Spammers have figured out how to bypass the comment monitor, apparently, because my original post of this in November of 2007 got spammed this morning. I think the topic is worth repeating, so I deleted the original posting, and I'm reposting my post and its one legit comment here.There's something seriously wrong with the current debate about health insurance for children. It is said that all children deserve health insurance. Ithink the people who are arguing for that -- indeed, everyone arguing in this debate -- are focussing on the wrong thing.

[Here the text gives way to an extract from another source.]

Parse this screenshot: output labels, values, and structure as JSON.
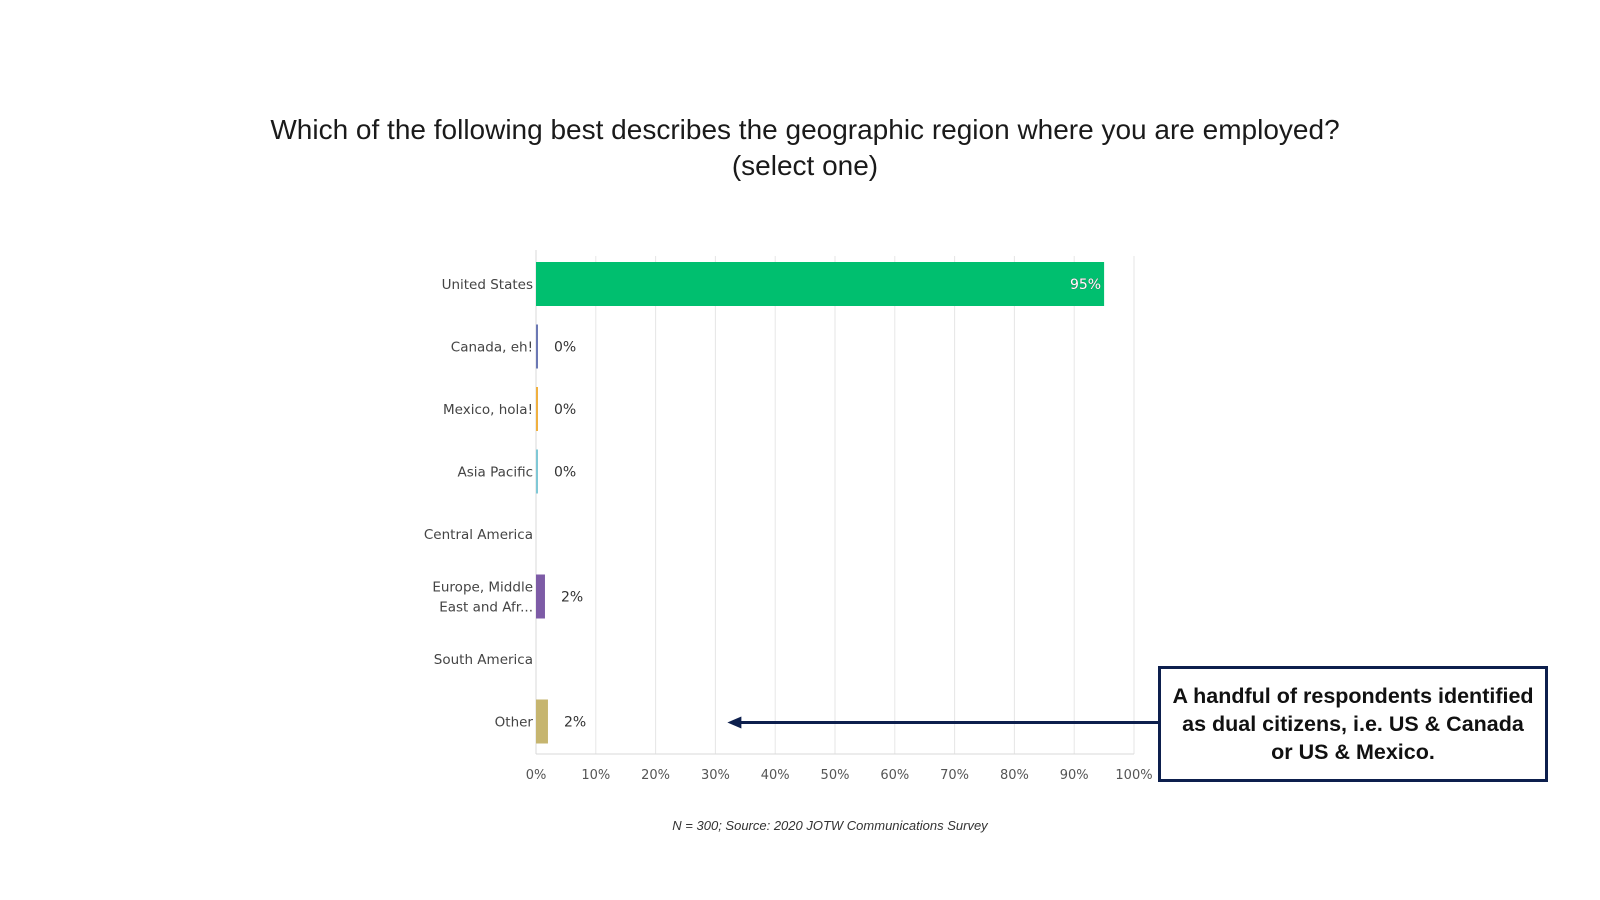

It's not health insurance that children -- and adults -- need. It's
health care.
In fact, I believe we need a lot less insurance and a lot more care.
The idea that we need insurance to get care is bogus. Though it's true that, given the system as it is set up today, one really does need insurance to be able to afford care, it's also true that if the whole insurance industry disappeared tomorrow, we'd still have doctors and nurses and health card providers. And a whole very expensive middle-group would have
their< costs -- and profits -- eliminated from the overall cost of health care. Furthermore, healthcare providers would be able to eliminate
their expenses associated with dealing with insurance companies and filling out forms and such.
Something to think about ...
Comment from blogger "Sal", Sat Nov 03, 03:32:00 PM 2007: San Francisco is offering health care for the uninsured and, of course,is being taken to court for how they're doing it, but ...
SF is offering health care, not insurance, to people of low income who have no insurance and can't be covered with Medicare or MediCal. If you're on holiday at Disneyland and bust your head, your Anaheim medical bills won't be taken care of, but any health issues that pop up while you're within the city limits are.
Chron article But right you are. The question is health care, not health insurance.